Dat bij de zouaven een vrolijke geest bestond, was algemeen bekend. Haar onderafdeling St. Caecilia onderscheidde zich daarbij in het bijzonder. Brabantse leut en goede mannenzang verwierf hier een zekere vermaardheid. Alle vier tot zes weken concert. Verder optreden dilettantkomieken, bals, uitstapjes, kaarten, biljarten, kegelen enz... Soms mochten ook niet-leden van de partij zijn. O.a. op het "kwartjesbal" van Kermis-vrijdag. Het waren dan vooral de buitenlui, die voor een kwartje van twaalf uur 's middags tot de avond kwamen dansen. "Nooit hebben we ergens méér plezier gehad dan in den ollie!" luidden eens uitspraken van ouderen, die nu lang ter ziele zijn. Dat de uitdrukking "in de olie zijn" haar ontstaan te danken heeft aan de olievlekken daar bij de zouaven en St. Cecilia, is een insinuatie die wij uiteraard niet voor onze rekening nemen...
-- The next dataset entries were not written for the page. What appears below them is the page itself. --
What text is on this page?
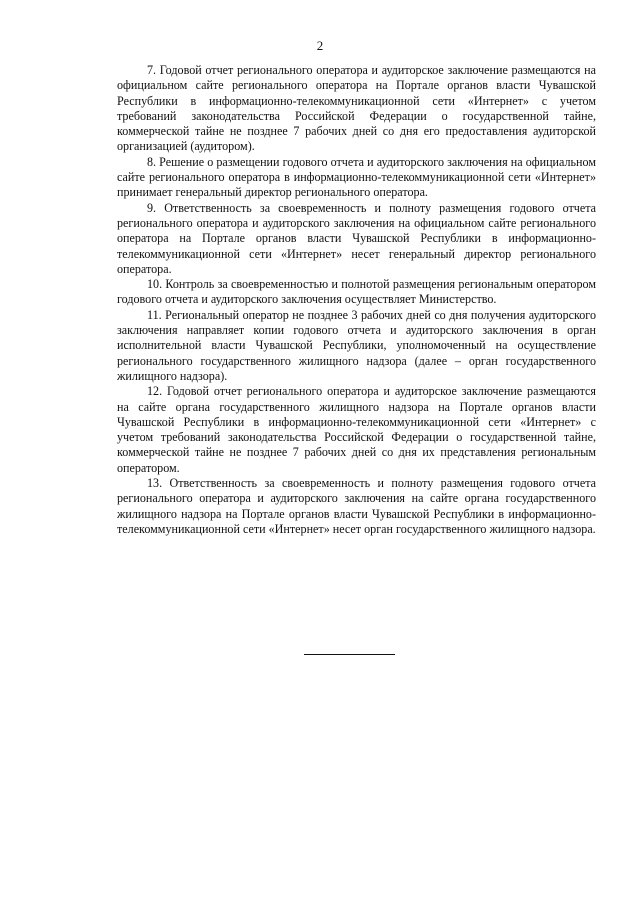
2

7. Годовой отчет регионального оператора и аудиторское заключение размещаются на официальном сайте регионального оператора на Портале органов власти Чувашской Республики в информационно-телекоммуникационной сети «Интернет» с учетом требований законодательства Российской Федерации о государственной тайне, коммерческой тайне не позднее 7 рабочих дней со дня его предоставления аудиторской организацией (аудитором).

8. Решение о размещении годового отчета и аудиторского заключения на официальном сайте регионального оператора в информационно-телекоммуникационной сети «Интернет» принимает генеральный директор регионального оператора.

9. Ответственность за своевременность и полноту размещения годового отчета регионального оператора и аудиторского заключения на официальном сайте регионального оператора на Портале органов власти Чувашской Республики в информационно-телекоммуникационной сети «Интернет» несет генеральный директор регионального оператора.

10. Контроль за своевременностью и полнотой размещения региональным оператором годового отчета и аудиторского заключения осуществляет Министерство.

11. Региональный оператор не позднее 3 рабочих дней со дня получения аудиторского заключения направляет копии годового отчета и аудиторского заключения в орган исполнительной власти Чувашской Республики, уполномоченный на осуществление регионального государственного жилищного надзора (далее – орган государственного жилищного надзора).

12. Годовой отчет регионального оператора и аудиторское заключение размещаются на сайте органа государственного жилищного надзора на Портале органов власти Чувашской Республики в информационно-телекоммуникационной сети «Интернет» с учетом требований законодательства Российской Федерации о государственной тайне, коммерческой тайне не позднее 7 рабочих дней со дня их представления региональным оператором.

13. Ответственность за своевременность и полноту размещения годового отчета регионального оператора и аудиторского заключения на сайте органа государственного жилищного надзора на Портале органов власти Чувашской Республики в информационно-телекоммуникационной сети «Интернет» несет орган государственного жилищного надзора.
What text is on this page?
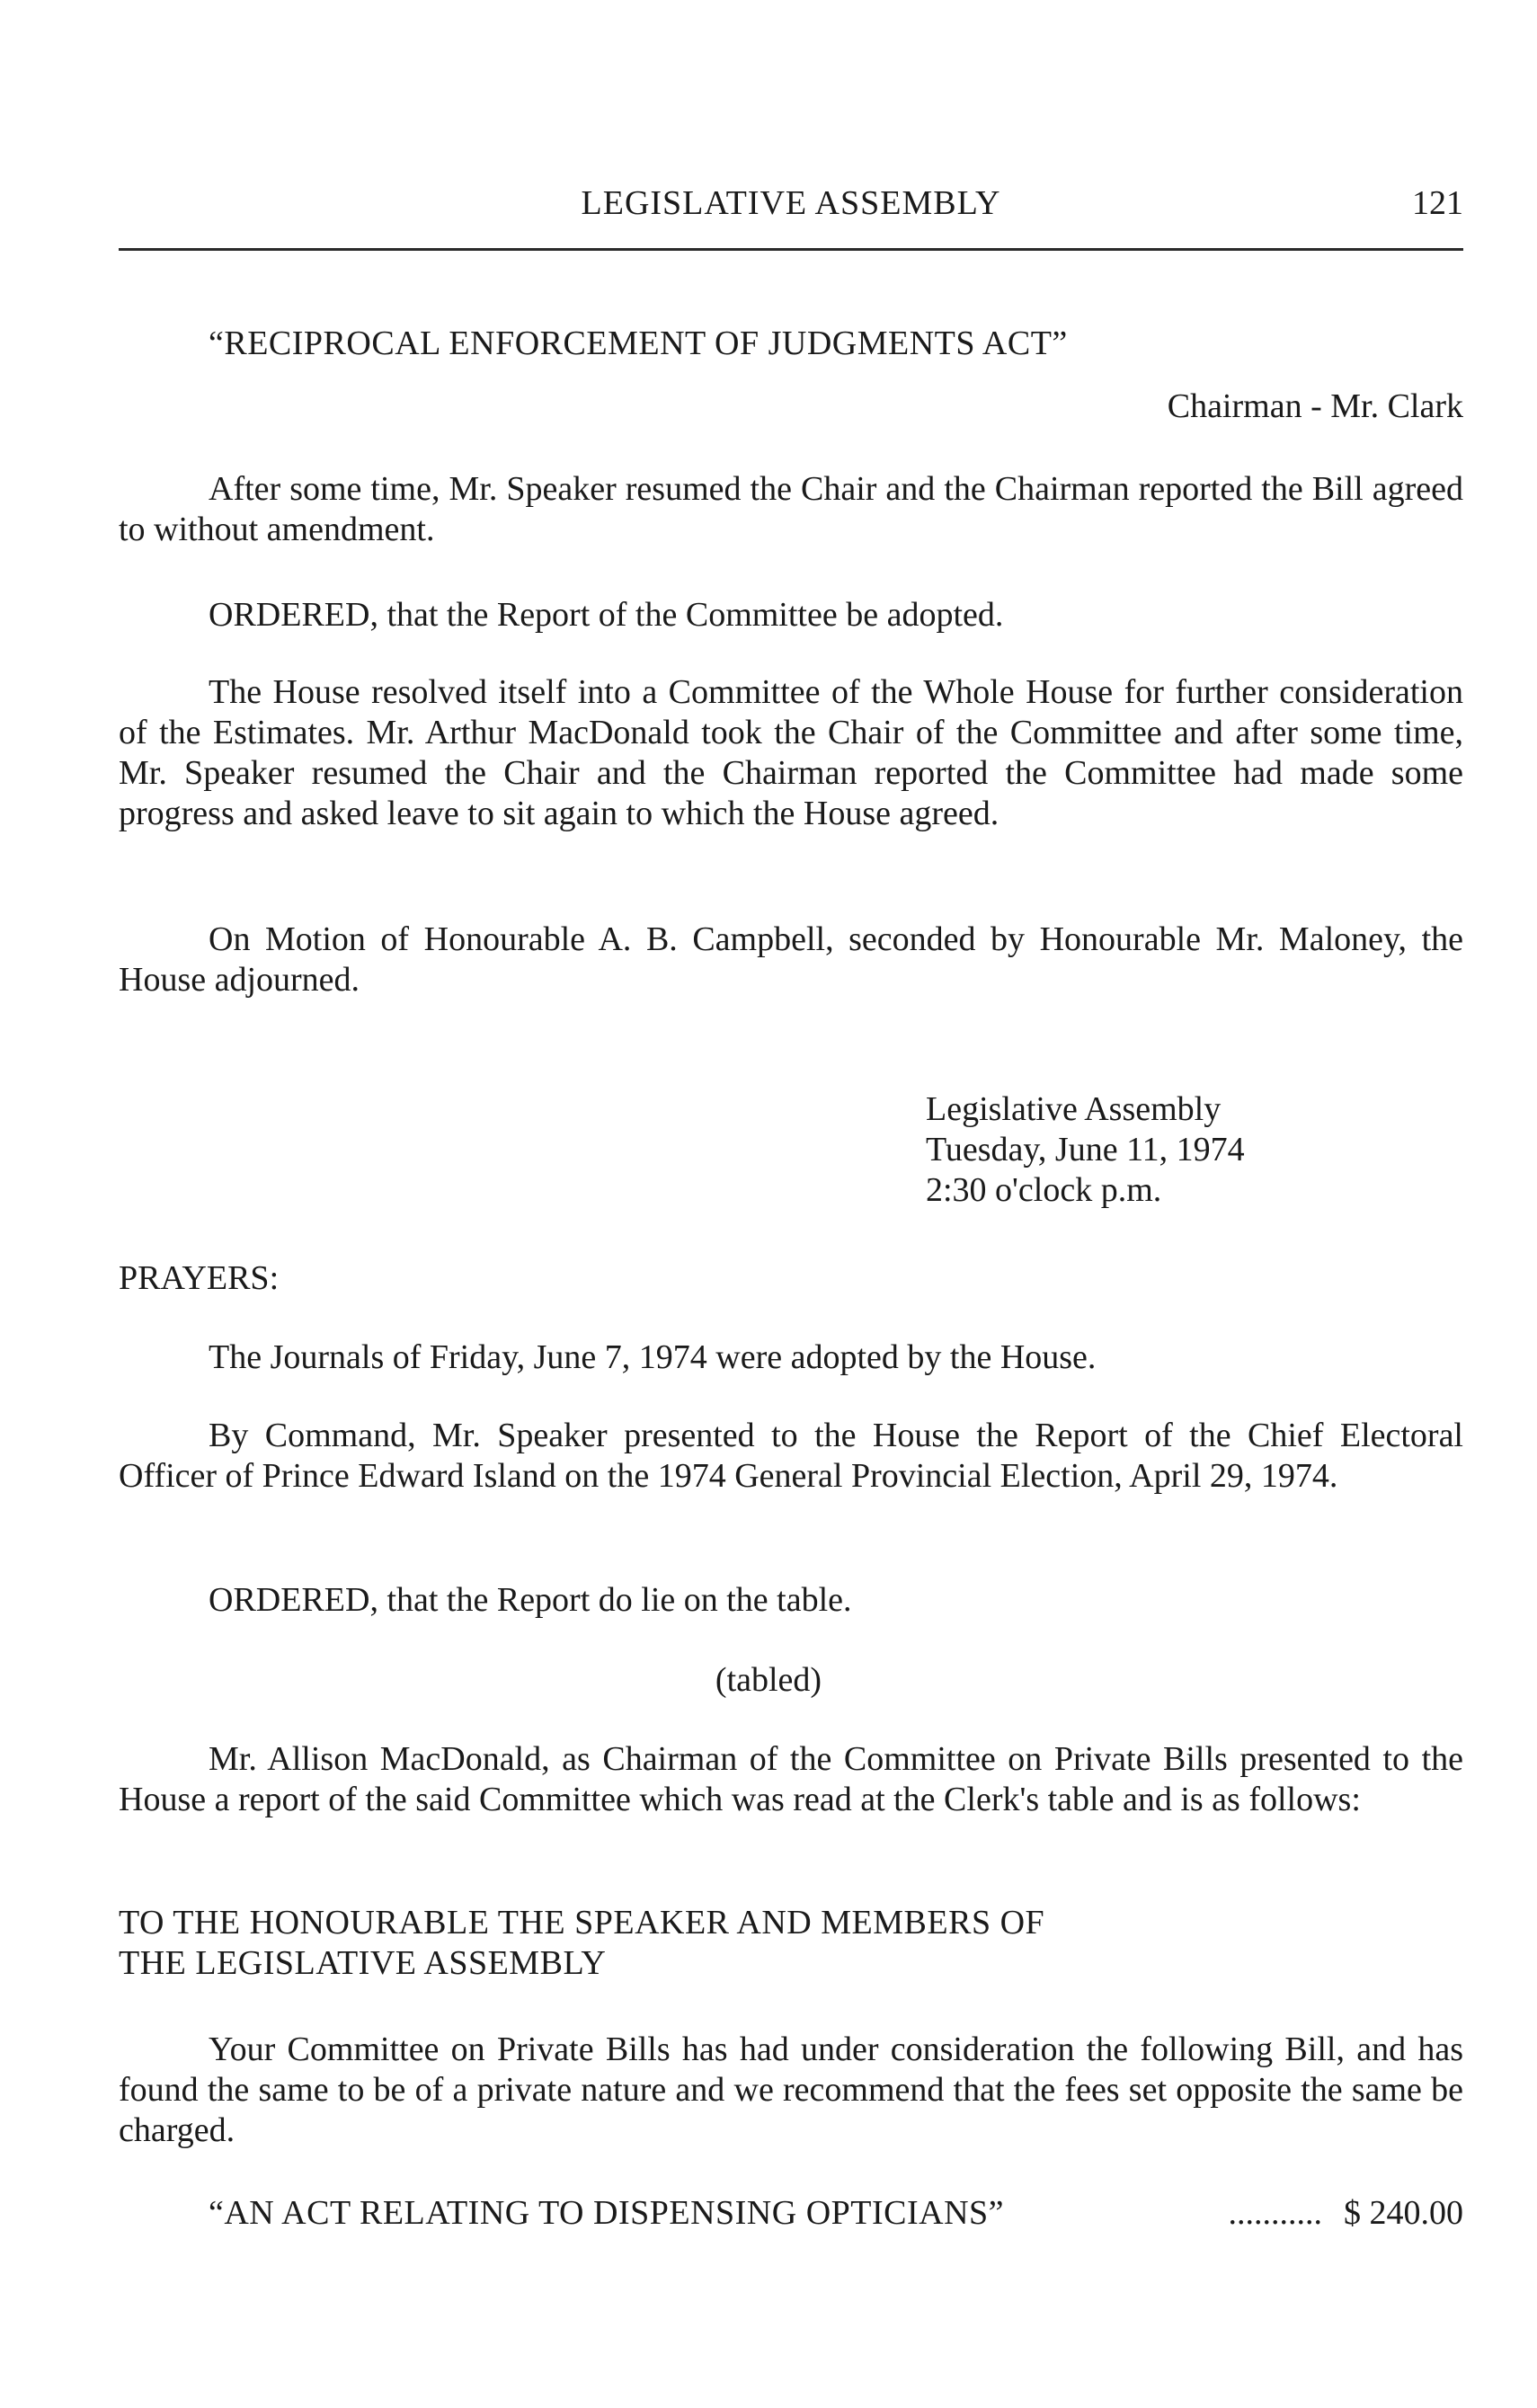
LEGISLATIVE ASSEMBLY	121
“RECIPROCAL ENFORCEMENT OF JUDGMENTS ACT”
Chairman - Mr. Clark
After some time, Mr. Speaker resumed the Chair and the Chairman reported the Bill agreed to without amendment.
ORDERED, that the Report of the Committee be adopted.
The House resolved itself into a Committee of the Whole House for further consideration of the Estimates. Mr. Arthur MacDonald took the Chair of the Committee and after some time, Mr. Speaker resumed the Chair and the Chairman reported the Committee had made some progress and asked leave to sit again to which the House agreed.
On Motion of Honourable A. B. Campbell, seconded by Honourable Mr. Maloney, the House adjourned.
Legislative Assembly
Tuesday, June 11, 1974
2:30 o'clock p.m.
PRAYERS:
The Journals of Friday, June 7, 1974 were adopted by the House.
By Command, Mr. Speaker presented to the House the Report of the Chief Electoral Officer of Prince Edward Island on the 1974 General Provincial Election, April 29, 1974.
ORDERED, that the Report do lie on the table.
(tabled)
Mr. Allison MacDonald, as Chairman of the Committee on Private Bills presented to the House a report of the said Committee which was read at the Clerk's table and is as follows:
TO THE HONOURABLE THE SPEAKER AND MEMBERS OF
THE LEGISLATIVE ASSEMBLY
Your Committee on Private Bills has had under consideration the following Bill, and has found the same to be of a private nature and we recommend that the fees set opposite the same be charged.
“AN ACT RELATING TO DISPENSING OPTICIANS”	........... $ 240.00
Dat lieve leventje en de gezellige samenleving van zouaven en St. Caecilia heeft daar in de Koestraat 35 jaar lang geduurd. Daarbij was Reijniers 30 jaar de directeur van het koor. Eigen notulen schijnt Caecilia er in die jaren niet op nagehouden te hebben. Daarvoor moet ge terecht bij de Zouavenbroederschap. En dan stuit ge, behalve op serieuze zaken, ook op dingen uit een gezapige tijd, die overigens ook al vol problemen was...

 

Zo'n boompje!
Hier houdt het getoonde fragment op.